I like the system we have in New Mexico. (Yes it's one of the 50 states)

You can go to any poling place, and they print you a local ballot for where you live, right there. You fill in the bubbles with your choices, then run it through a scanner machine on your way out.

You get instant counting and can track results live all day. If there's a technical problem, or any uncertainty in the results, you can always go back to the paper and hand count.

It gives the benefits of all the options.

[–] Nighed@feddit.uk 1 points 7 months ago (1 children)

How.is it providing secrecy and result checking at the same time?

[–] Steve@communick.news 2 points 7 months ago

There's no identifiable info on the ballot.
The ballots themselves are available to be recounted if necessary.

[–] monk@lemmy.unboiled.info 0 points 7 months ago (1 children)

Electronic voting works wonders. All you need to sacrifice is anonymity.

[–] stoy@lemmy.zip 1 points 7 months ago (1 children)

Which is why it doesn't work in real elections.

Voter anonymity is critical to a functioning democracy.

[–] monk@lemmy.unboiled.info 0 points 7 months ago (1 children)

Uh, no. We already have dozens of publicly characterestics to discrinate people against, we can handle one more for a huge benefit of never ever doubting election count results again.

[–] stoy@lemmy.zip 1 points 7 months ago (1 children)

No, just no.

The moment voter secrecy is gone, you will have a far, far , far worse situation.

The moment you can verify what a person voted for, then you have opened the door for violence, intimidation and voter bribery.
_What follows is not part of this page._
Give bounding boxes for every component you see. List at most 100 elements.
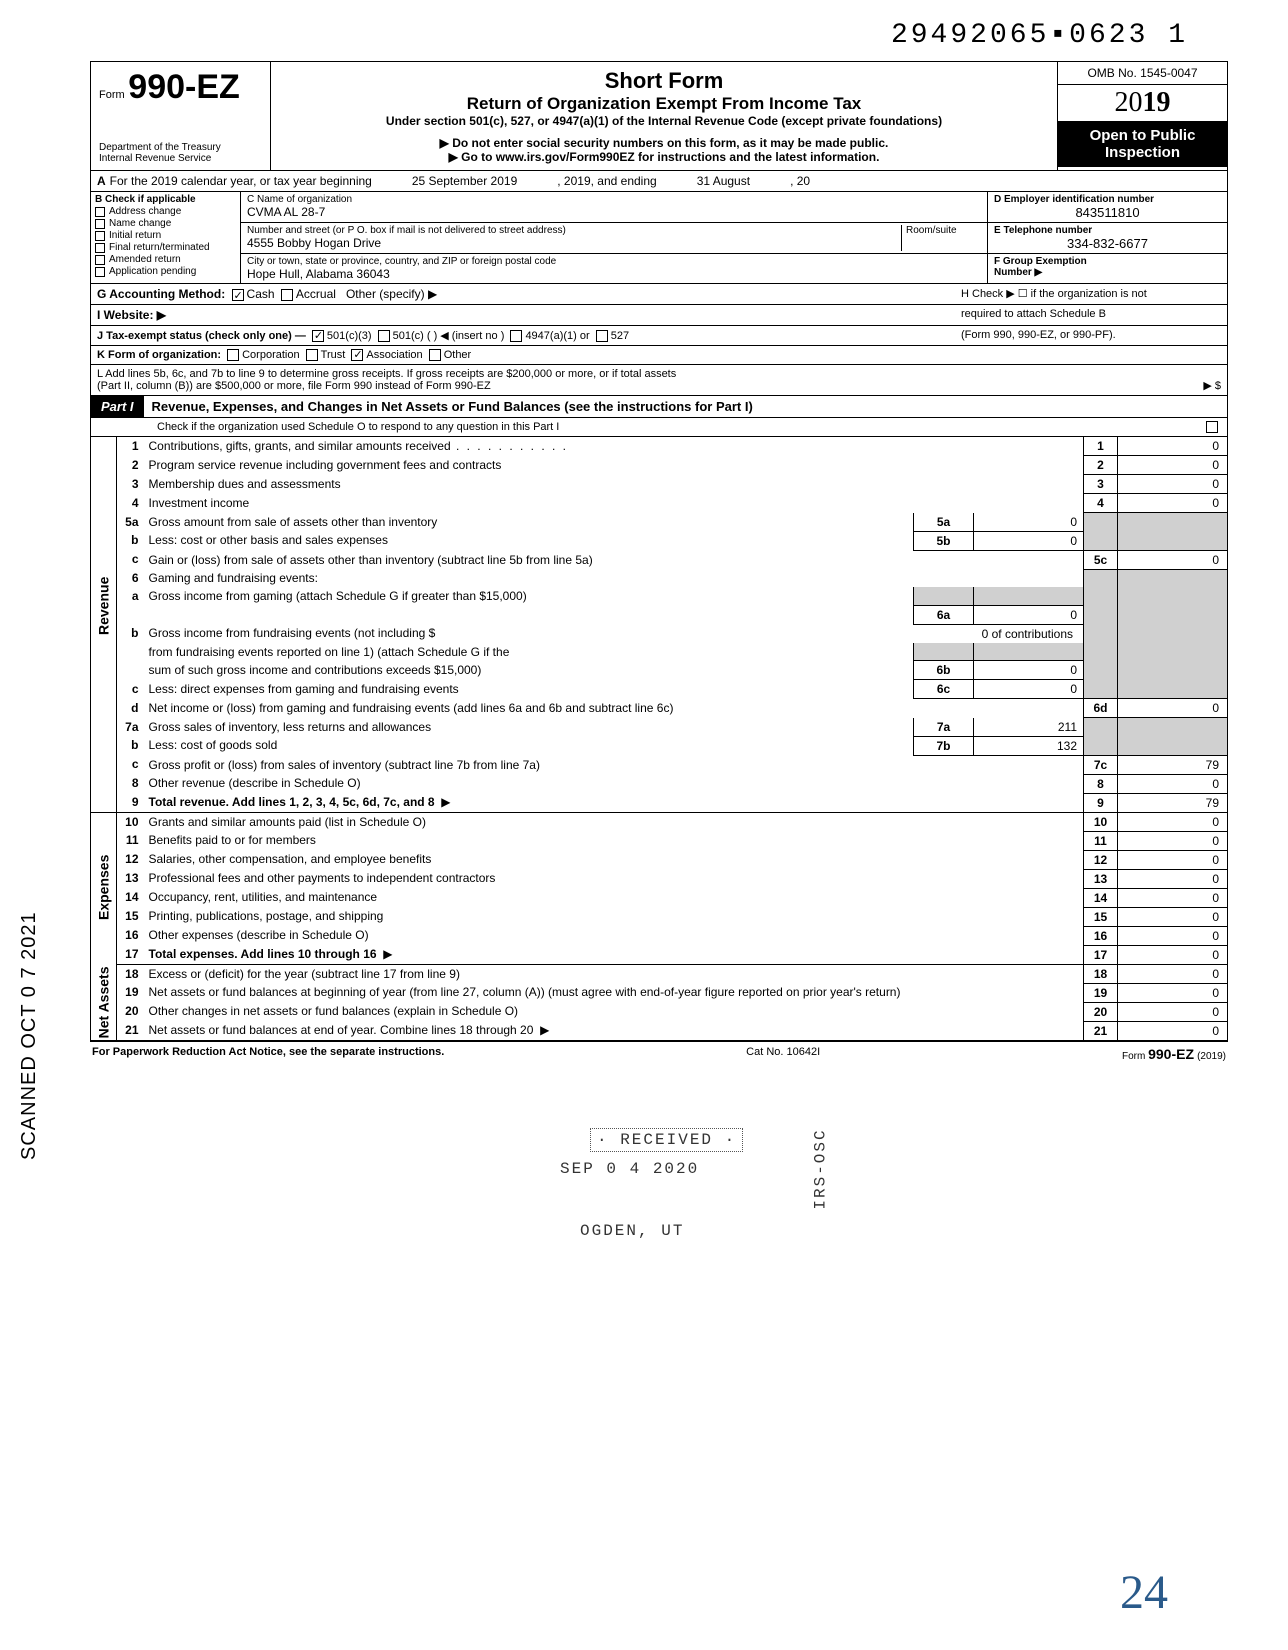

The point of voter secrecy is to prevent others from being able to force you to vote on your own.

Immagine a wife of a MAGA husband, with voter secrecy she would have the option to hide voting for the Democrts, without it she would be able to be forced by her husband to vote for the republicans.

This is simply because he would be able to verify her vote, with voter secrecy he has to trust her. (Obviously there are ways he still could come close to verifying her vote, but there remains options for her)

[–] monk@lemmy.unboiled.info 1 points 7 months ago (1 children)

I'm coming from an oppressive dictatorship that kills people for disagreeing with them. One thing to enables them to is voter anonymity. An oppressive MAGA husband example is cute, ofc, but I wasn't solving "how do we make people vote with there heart is", this is kinda out of scope and definitely not crucial for a functional democracy, but wishlist-grade at best.

Now, voter bribery is a good one. Never thought of that and can see how this could be a much more sizeable problem.

[–] stoy@lemmy.zip 1 points 7 months ago (1 children)

Ok but how would a lack of voter secrecy prevent the government from killing people who voted "wrong"?

To me that just seems like it would make it easier.

I am a Swede and have luckily never had to think about these things, if I am being arrogant with my staunch support of voter secrecy, I want to know.

[–] monk@lemmy.unboiled.info 1 points 7 months ago

You can't kill 12+% when you're in a demographics hole.